In this article, we will tell you about the important metrics that marketers use – CAC (customer acquisition cost) and LTV (customer lifetime value). Get comfortable, we’re about to start.
Customers cheap, buy!
Customers are not cakes, and no one sells them on the market. If you want to get a client, then you need to spend a lot of effort and money. CAC (Customer Acquisition Cost) helps you understand how much a new customer has cost you.
In other words, customer acquisition cost is the total amount spent to get one customer interested. Thanks to this metric, you can conclude whether your business model is viable and what adjustments it needs.
Your own marketer
How to calculate SAS? Of course, it’s easier than ever to contact your marketer and ask him to provide the numbers. But that’s not why you’re reading our blog, right? You can and should calculate the cost of acquiring a clientyourself. To do this, you need to take accurate data from the CRM system (do you have one?). To calculate the CAC, divide the sum of all expenses by the number of customers that you managed to attract.

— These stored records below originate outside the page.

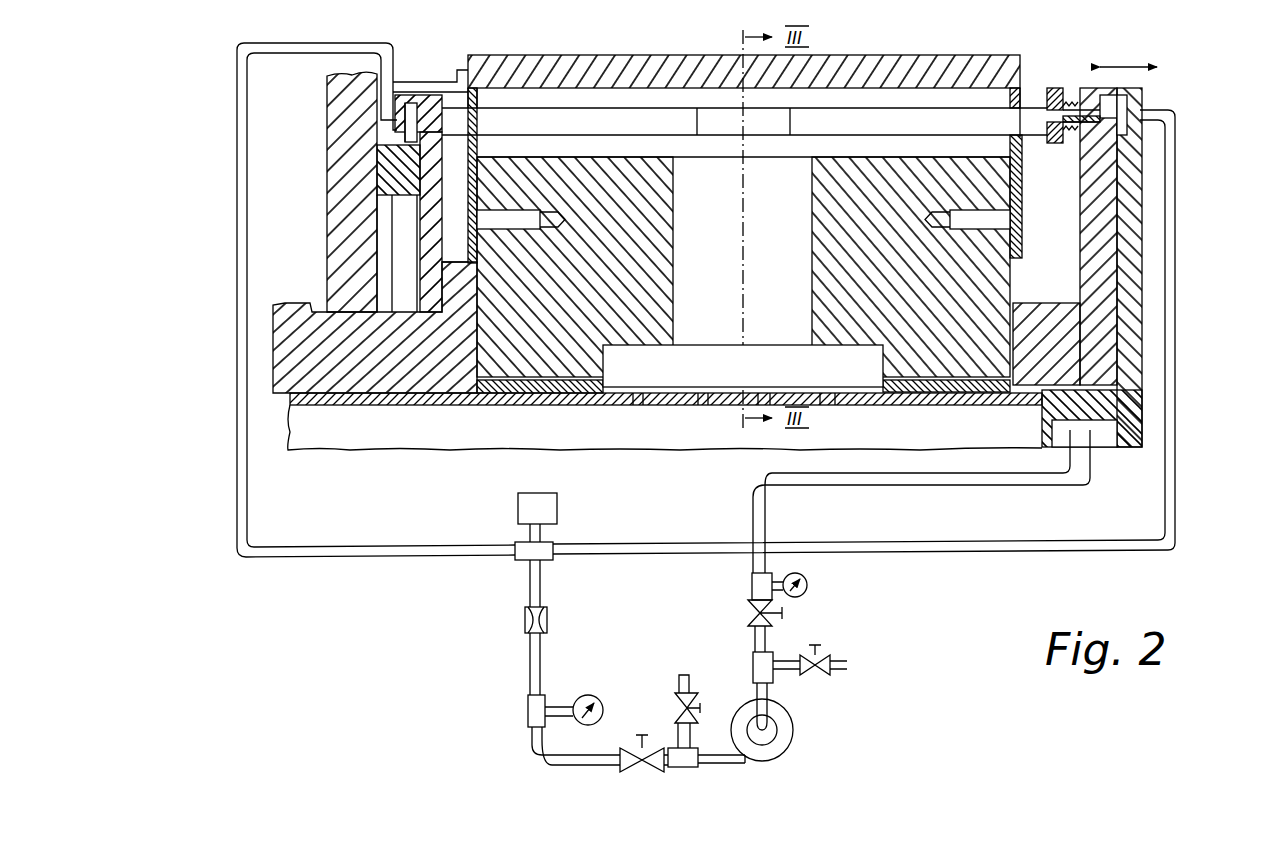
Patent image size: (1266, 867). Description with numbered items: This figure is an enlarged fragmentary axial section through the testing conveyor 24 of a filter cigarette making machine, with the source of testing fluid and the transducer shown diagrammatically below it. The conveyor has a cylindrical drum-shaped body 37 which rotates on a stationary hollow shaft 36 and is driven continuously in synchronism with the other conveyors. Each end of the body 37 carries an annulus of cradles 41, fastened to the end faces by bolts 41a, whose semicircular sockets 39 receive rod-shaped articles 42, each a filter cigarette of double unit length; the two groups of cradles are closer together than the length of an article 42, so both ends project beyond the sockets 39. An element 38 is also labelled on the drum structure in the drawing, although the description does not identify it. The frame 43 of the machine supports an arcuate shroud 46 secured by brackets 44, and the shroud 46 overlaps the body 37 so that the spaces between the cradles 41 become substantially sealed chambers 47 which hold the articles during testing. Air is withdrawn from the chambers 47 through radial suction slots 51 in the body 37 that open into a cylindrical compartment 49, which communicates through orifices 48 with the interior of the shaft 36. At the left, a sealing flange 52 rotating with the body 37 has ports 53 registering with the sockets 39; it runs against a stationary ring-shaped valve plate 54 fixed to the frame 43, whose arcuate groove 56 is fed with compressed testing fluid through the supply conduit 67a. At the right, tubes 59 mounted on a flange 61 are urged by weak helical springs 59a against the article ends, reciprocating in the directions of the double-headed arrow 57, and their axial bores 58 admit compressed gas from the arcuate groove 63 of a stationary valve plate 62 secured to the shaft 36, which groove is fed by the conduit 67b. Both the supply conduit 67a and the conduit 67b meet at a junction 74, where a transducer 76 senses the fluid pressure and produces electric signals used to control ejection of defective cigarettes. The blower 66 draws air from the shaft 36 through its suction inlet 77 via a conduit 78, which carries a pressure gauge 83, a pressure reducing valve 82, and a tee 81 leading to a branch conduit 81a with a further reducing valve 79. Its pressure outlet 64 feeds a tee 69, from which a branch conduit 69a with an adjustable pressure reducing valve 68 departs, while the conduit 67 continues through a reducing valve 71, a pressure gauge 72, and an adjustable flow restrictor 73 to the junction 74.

The testing conveyor 24 is at (210, 105).
The stationary hollow shaft 36 is at (323, 445).
The cylindrical drum-shaped body 37 is at (500, 360).
The cylinder wall 38 is at (917, 145).
The sockets 39 is at (477, 100).
The cradles 41 is at (475, 153).
The bolts 41a is at (454, 265).
The rod-shaped articles 42 is at (813, 120).
The frame 43 is at (340, 168).
The brackets 44 is at (443, 83).
The arcuate cover or shroud 46 is at (592, 70).
The chambers 47 is at (887, 90).
The orifices 48 is at (700, 398).
The cylindrical compartment 49 is at (820, 378).
The suction slots 51 is at (782, 231).
The sealing element or flange 52 is at (430, 218).
The ports 53 is at (425, 127).
The stationary ring-shaped valve plate 54 is at (410, 112).
The arcuate groove 56 is at (408, 115).
The double-headed arrow 57 is at (1130, 63).
The axial bores or passages 58 is at (1067, 97).
The tubes or caps 59 is at (1058, 117).
The weak helical springs 59a is at (1070, 133).
The flange 61 is at (1102, 184).
The stationary valve plate 62 is at (1130, 140).
The arcuate groove 63 is at (1120, 108).
The pressure outlet 64 is at (748, 761).
The combined source of compressed air and suction generating device 66 is at (806, 732).
The conduit 67 is at (532, 750).
The supply conduit 67a is at (342, 558).
The conduit 67b is at (930, 551).
The pressure reducing valve 68 is at (678, 700).
The tee 69 is at (690, 755).
The branch conduit 69a is at (683, 675).
The reducing valve 71 is at (622, 748).
The pressure gauge 72 is at (585, 695).
The flow restrictor 73 is at (525, 620).
The junction 74 is at (545, 563).
The transducer 76 is at (535, 503).
The suction inlet 77 is at (775, 722).
The conduit 78 is at (888, 478).
The pressure reducing valve 79 is at (822, 657).
The tee 81 is at (753, 665).
The branch conduit 81a is at (850, 664).
The pressure reducing valve 82 is at (772, 603).
The pressure gauge 83 is at (808, 584).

But remember that such a formula is not ideal, if you need more informative data, then you will have to take into account other factors. In this case, you still have to contact a marketer. Oh, and don’t forget one more thing: the average cost of customer acquisition directly depends on the price of the service you advertise: the more expensive it is, the higher the advertising costs will be.
Happy Lifetime Clients
If customers like everything, then they will constantly buy from you, but hardly throughout their lives. The Customer Lifetime Value (LTV) indicator is not exactly about this, although it is translated precisely as the lifetime value of a customer. However, domestic marketers often use the term “customer lifetime value”. LTV shows the profit from the attracted client for all the time while he stays with you.

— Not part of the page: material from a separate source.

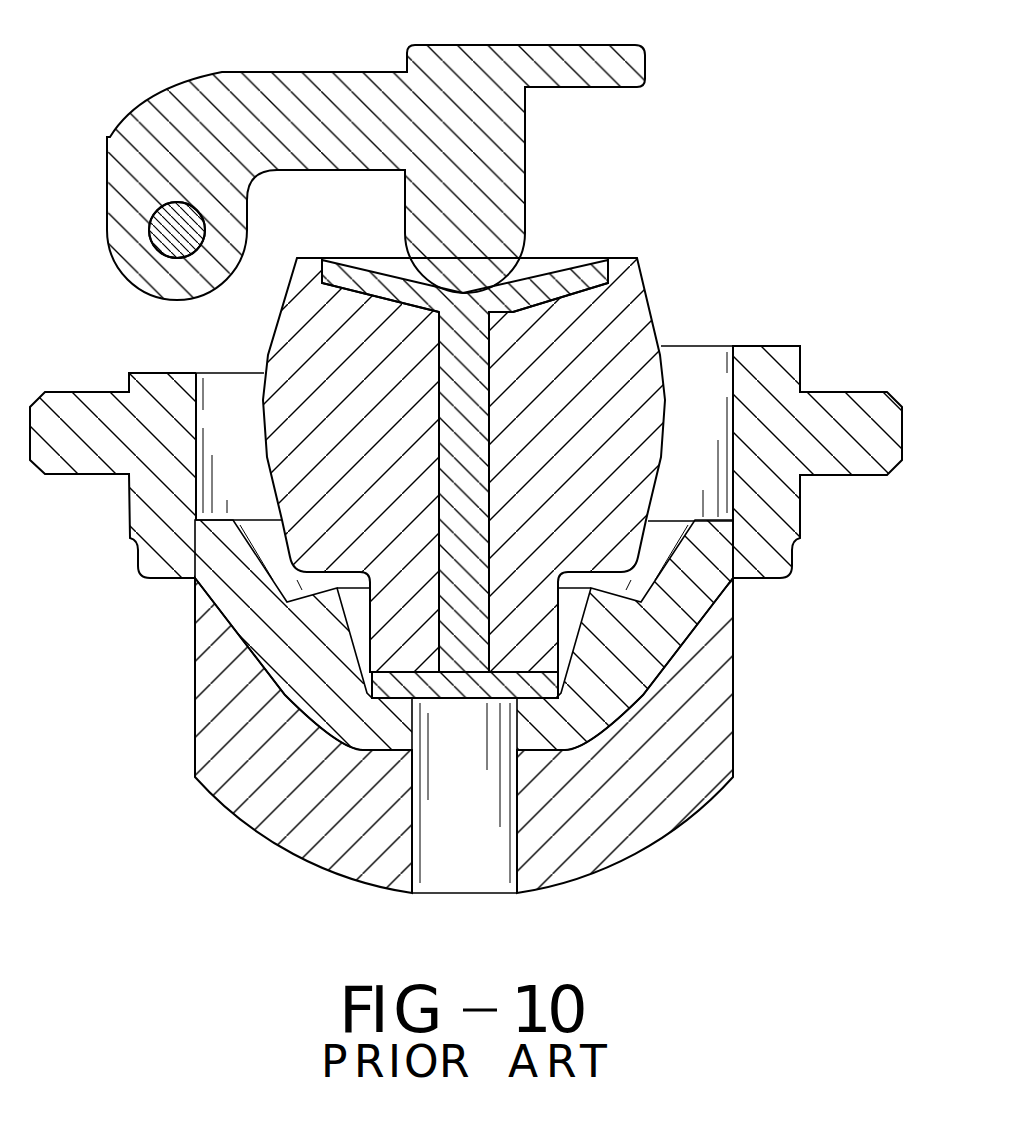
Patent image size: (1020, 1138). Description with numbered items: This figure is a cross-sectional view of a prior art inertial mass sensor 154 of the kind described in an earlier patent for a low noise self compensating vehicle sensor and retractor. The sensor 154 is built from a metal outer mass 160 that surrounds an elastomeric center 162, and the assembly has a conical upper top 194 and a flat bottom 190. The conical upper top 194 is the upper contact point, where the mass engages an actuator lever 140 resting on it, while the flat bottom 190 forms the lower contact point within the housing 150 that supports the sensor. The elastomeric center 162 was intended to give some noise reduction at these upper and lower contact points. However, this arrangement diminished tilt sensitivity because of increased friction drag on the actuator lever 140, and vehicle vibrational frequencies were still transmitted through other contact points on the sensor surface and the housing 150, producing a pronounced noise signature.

LTV is calculated as follows: the total profit must be divided by the number of buyers. In this case, it is necessary to take figures only for the same period of time. Let’s say you earned 15,000,000 rubles in a year, and 1,000 clients used your services.
So the lifetime value of the clientwill be equal to 15,000 rubles. Unfortunately, this form does not give an entirely accurate result, since not all data are taken into account in the calculation. For example, customers who purchase your products from time to time, but did not make a single purchase during the reporting period, are ignored.

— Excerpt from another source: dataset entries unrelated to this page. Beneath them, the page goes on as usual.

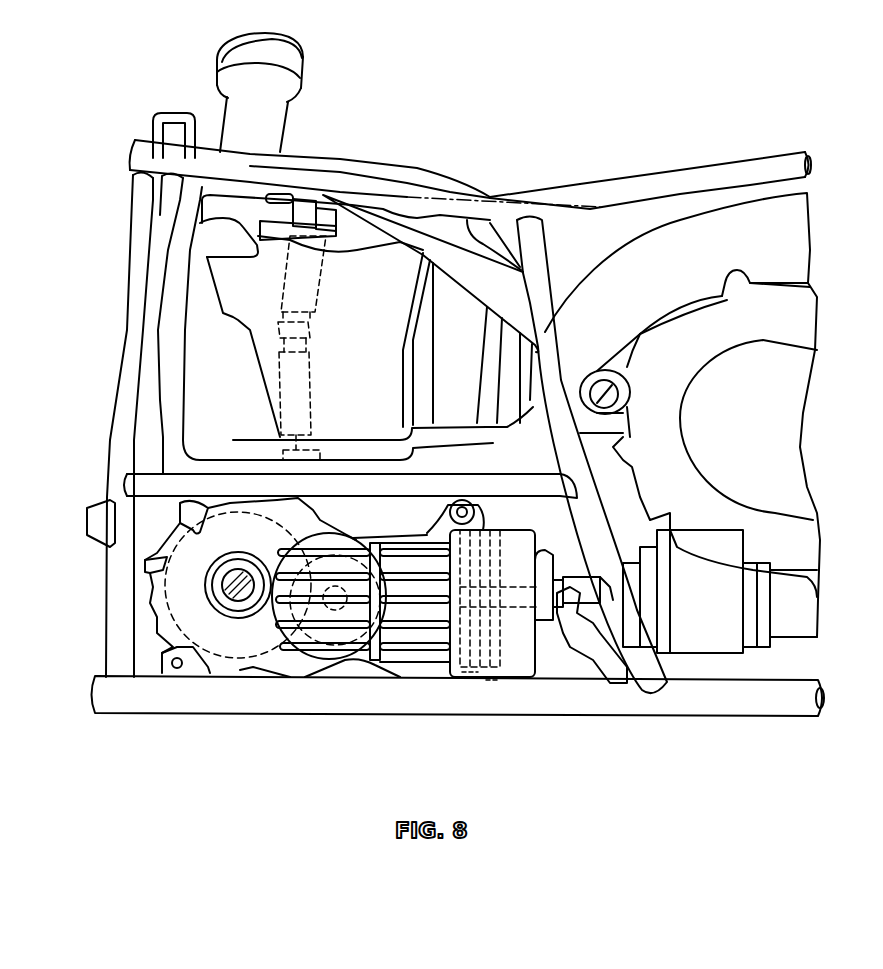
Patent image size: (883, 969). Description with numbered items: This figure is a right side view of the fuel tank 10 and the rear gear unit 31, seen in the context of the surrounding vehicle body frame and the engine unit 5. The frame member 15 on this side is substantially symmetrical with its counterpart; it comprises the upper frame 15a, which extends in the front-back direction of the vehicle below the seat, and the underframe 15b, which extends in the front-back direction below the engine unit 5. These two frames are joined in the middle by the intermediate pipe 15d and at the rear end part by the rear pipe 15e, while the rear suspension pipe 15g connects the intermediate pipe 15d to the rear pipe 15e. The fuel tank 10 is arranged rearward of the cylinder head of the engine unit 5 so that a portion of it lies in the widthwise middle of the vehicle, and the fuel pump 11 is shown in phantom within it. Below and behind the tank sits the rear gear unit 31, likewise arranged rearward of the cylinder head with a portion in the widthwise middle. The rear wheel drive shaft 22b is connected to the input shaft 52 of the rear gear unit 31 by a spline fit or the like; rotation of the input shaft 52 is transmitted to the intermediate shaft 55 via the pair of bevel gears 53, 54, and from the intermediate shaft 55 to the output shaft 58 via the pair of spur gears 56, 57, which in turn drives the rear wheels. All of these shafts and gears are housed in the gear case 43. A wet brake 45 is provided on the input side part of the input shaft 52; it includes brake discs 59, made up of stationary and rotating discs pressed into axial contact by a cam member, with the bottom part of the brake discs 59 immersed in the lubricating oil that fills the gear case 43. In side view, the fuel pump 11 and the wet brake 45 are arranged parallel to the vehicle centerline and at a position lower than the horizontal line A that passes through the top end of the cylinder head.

The engine unit 5 is at (822, 308).
The fuel tank 10 is at (181, 365).
The fuel pump 11 is at (318, 297).
The frame member 15 is at (760, 152).
The upper frame 15a is at (713, 162).
The underframe 15b is at (147, 675).
The intermediate pipe 15d is at (543, 250).
The rear pipe 15e is at (133, 312).
The rear suspension pipe 15g is at (163, 473).
The rear wheel drive shaft 22b is at (558, 597).
The rear gear unit 31 is at (147, 600).
The gear case 43 is at (423, 537).
The wet brake 45 is at (497, 530).
The input shaft 52 is at (505, 600).
The bevel gear 53 is at (393, 617).
The bevel gear 54 is at (367, 662).
The intermediate shaft 55 is at (333, 657).
The spur gear 56 is at (303, 648).
The spur gear 57 is at (262, 655).
The output shaft 58 is at (237, 600).
The brake discs 59 is at (494, 677).
The horizontal line A is at (357, 193).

How it should be and how it is
So, you probably have quite logical questions: what is the cost of customersand what is optimal for your company? The answer to them must be sought in the ratio of LTV and CAC. We have compiled for you a simple and convenient scale that will help you determine the optimal ratio of these metrics:
- 1:1 or less. The bad news is your company is doomed to failure. If you don’t take decisive action and quickly improve the situation, then you will have to say goodbye to your business.
- 2:1. Unfortunately, your costs of attracting new customers almost do not pay off.
- 3:1. Your business model is working effectively. It is this ratio of LTV (customer lifetime value) and CAC ( customer acquisition cost ) that is optimal.
- 4:1. Your business is very productive, if you start using aggressive marketing campaigns, it will become even better. There are no boundaries for perfection!
Thus, the cost of a potential customer can be very different, it all depends on the success of your company and the marketing strategy used. How to achieve the coveted 3:1? Everything is very simple – change tactics, look for new channels of attraction, in a word – act! Water doesn’t flow under a lying stone, remember?
Now you understand that for a “healthy” business, you must independently calculate the main indicators, including LTV and CAC. You may be able to come up with ballpark numbers, but this is the only way to understand and analyze customer traffic, give your company marketer the right guidance, and scale your business to size over time.
Watch all marketing niches, let not only LTV and CAC, but also the cost of calling customers fall under your strict control. Control your marketers, but don’t forget to trust them! We wish your company continuous growth and constant profit!